I presume this is ESX server we are talking about and not some free software like vmware server or ms virtual server?

Will need 4-8 nics too to handle all the IO I would estimate.

I would suggest 2 machines though personally, 1 for the SQL and maybe file server and then the exchange and app server on the other?

Sorry but I have no idea on dell models, i'm a HP geek

Let me know if you need any more info Mc
 
I have got a full blade system running 40 servers via VMWare (inc an Exchange cluster for 4000 users) with a NetApp SAN on the back of it

virtualisation is the way forward!

NetApp is good stuff.
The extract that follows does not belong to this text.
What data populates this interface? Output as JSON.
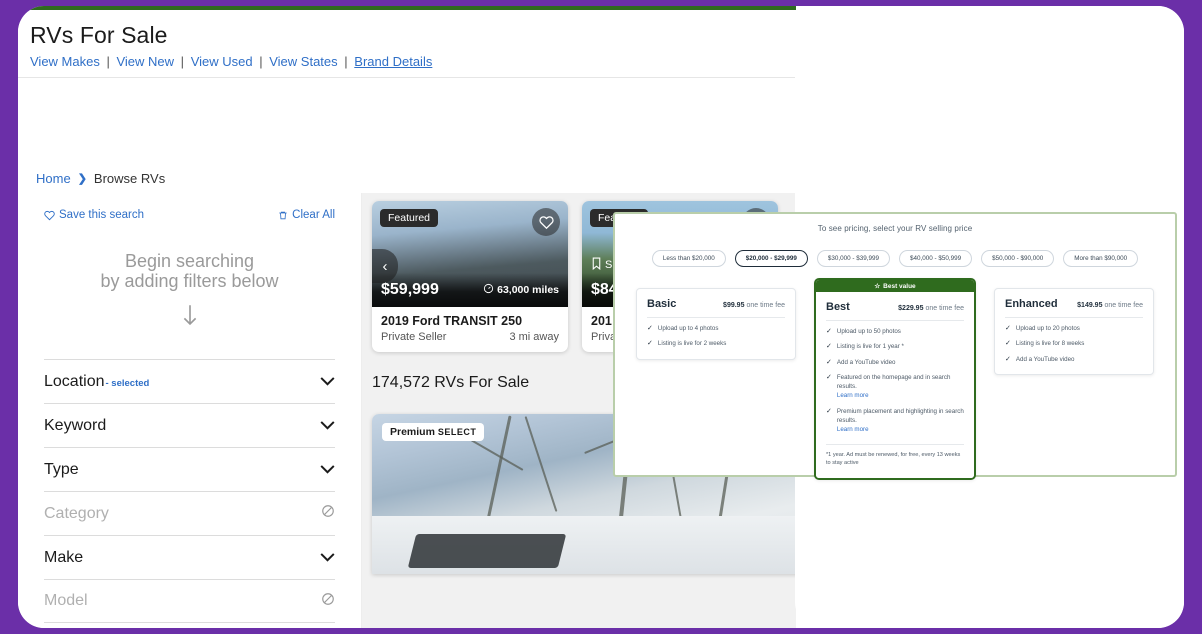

Nice to see someone actually doing things right! (and not hanging it all off the back of a single 500GB SATA drive :rasp:)
 
dave tbh 2 machines wouldnt be a problem tbh i was thinking 2 x quad core 2.66 gig e5345 16gb ram etc etc

yes would be esx
 

dk

  911 GTS Cab
sounds good, tbh, using 2 servers with 2 VM's on each would probably only require 8gb ram.

DO you know about the MS licensing rules for VM's, if you buy W2K3 enterprise license you get the rights to install it on 4 VM's on a physical server and if getting datacentre you have unlimted vm rights on a single physical machine.

That would be the only reason to go for 1 server to cut down on licensing costs etc.
 
havent looked at the licensing stuff yet except for the failover stuff we only need one license per bit of software it seems as the other instance isnt actually running unless the other server isnt

16gb ram is only 1.6k so in the grand scheme of stuff its fook all
 

dk

  911 GTS Cab
havent looked at the licensing stuff yet except for the failover stuff we only need one license per bit of software it seems as the other instance isnt actually running unless the other server isnt

16gb ram is only 1.6k so in the grand scheme of stuff its fook all
ah, well this is where it gets complicated and people will give you wrong info etc.

The rules are that all software needs to be licensed, even on DR servers apart from 2 exceptions.

1. You have Software assurance on all the licenses being used i.e. on your windows 2k3 ent. license and all server CALS. In this instance you are allowed to install the software on a COLD start server, i.e. it can be installed but must be turned off except for a few circumstances, but not for warm or hot servers.

The full details can be found here:
http://download.microsoft.com/download/8/7/3/8733d036-92b0-4cb8-8912-3b6ab966b8b2/dr_brief.doc

2. SQL server has special circumstances when licensed by Processor. If licensed by server and CALS then refer to point 1, if using processor licenses, these can be moved between servers so if you have 2 processor licenses on your production server you can run the DR server as a warm server, so have the software installed but not have anyone connecting to the SQL DB and then during failover you can assign those licenses to the DR server, this is the only scenario this counts for.

A good site for licensing rules is

http://www.microsoftvolumelicensing.com/userights

Then choose the revelant product and lots of docs and info can be found in there.

Hope that makes it a bit clearer. So if you have your licenses enrolled in SA you get the cold start as a benefit, if you are doing a warm or hot start or not enrolled in SA you need the licenses for the software, even if you aren't using the server.